Hanno scoperto che la percezione errata del sonno – sentirsi svegli anche quando gli elettrodi misuravano il sonno – era comune tra i partecipanti, specialmente nelle prime fasi del sonno senza sogno. Allo stesso modo, hanno scoperto che quando i partecipanti erano in grado di ricordare il loro sogno, percepivano il loro sonno più profondo.
“E quando sono più immersi nei loro sogno, si sentono più fisicamente presenti o hanno un sogno più vivido si svegliano con la sensazione che il loro sonno sia più profondo rispetto a quando non hanno attività onirica o sono leggere”, dice Picard-Deland.
I ricercatori sono rimasti sorpresi nel vedere con quanta frequenza i partecipanti pensavano di essere svegli mentre in realtà dormivano (“insonnia paradossale”) e nella fase più profonda e a onde lente del sonno.
Questo lavoro si basa su risultati precedenti simili e ha importanti implicazioni sul modo in cui gli scienziati comprendono l’architettura del sonno, nonché per le persone che soffrono di insonnia.
Essendo una persona che ha sofferto di insonnia per tutta la sua vita, Picard-Deland ritiene che sia fondamentale che le persone si rendano conto che potrebbero dormire più di quanto pensino. “Mi ha aiutato a vedere con i miei occhi, ciò che accadeva davanti a me, che i partecipanti dormivano ma si sentivano ancora svegli.”

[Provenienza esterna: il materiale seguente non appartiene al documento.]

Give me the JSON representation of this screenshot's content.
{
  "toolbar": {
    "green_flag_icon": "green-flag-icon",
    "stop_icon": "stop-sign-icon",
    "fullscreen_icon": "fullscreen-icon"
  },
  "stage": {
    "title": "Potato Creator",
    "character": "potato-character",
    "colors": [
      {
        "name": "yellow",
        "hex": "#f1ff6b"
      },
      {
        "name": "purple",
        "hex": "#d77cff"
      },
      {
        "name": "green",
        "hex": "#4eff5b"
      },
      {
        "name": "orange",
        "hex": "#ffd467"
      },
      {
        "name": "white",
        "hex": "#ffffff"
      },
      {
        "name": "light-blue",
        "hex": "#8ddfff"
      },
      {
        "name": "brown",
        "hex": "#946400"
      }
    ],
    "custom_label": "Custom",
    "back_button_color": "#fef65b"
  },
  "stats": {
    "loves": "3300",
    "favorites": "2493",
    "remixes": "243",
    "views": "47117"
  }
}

Al di là di questa comprensione, questo lavoro potrebbe avere future applicazioni per la riabilitazione del sonno basata sui sogni. Ad esempio, Picard-Deland vorrebbe esplorare se l’allenamento del sogno, come insegnare alle persone come sperimentare un sogno lucido più coinvolgente, potrebbe portare a una migliore qualità del sonno percepita.
Il sogno lucido è una parte importante del lavoro di Saba Al-Youssef, il cui team dell’Università della Sorbona sfrutta la capacità dei sognatori lucidi di utilizzare i muscoli facciali durante il sonno come nuovo strumento per la raccolta di dati. “Il sogno è un mondo nascosto al quale non abbiamo accesso diretto”, afferma.
“Ci affidiamo principalmente ai resoconti dei sogni, indipendentemente dal metodo di studio che utilizziamo. La capacità dei sognatori lucidi di comunicare con noi in tempo reale ci dà un accesso secondario ai sogni, almeno sapendo quando sta accadendo un evento specifico.”
In un nuovo studio con ricercatori della Northwestern University pubblicato su Current Biology , Al-Youssef e colleghi mirano a comprendere meglio come agisce il cervello durante i sogni rispetto al suo comportamento quando è sveglio.
Quando le persone sono sveglie e chiudono gli occhi, il contenuto visivo scompare e si verificano segnali elettrici specifici. I ricercatori si sono quindi chiesti cosa succede nel cervello quando qualcuno chiude gli occhi in un sogno. Sperano di comprendere meglio i correlati neurali della percezione visiva durante i sogni.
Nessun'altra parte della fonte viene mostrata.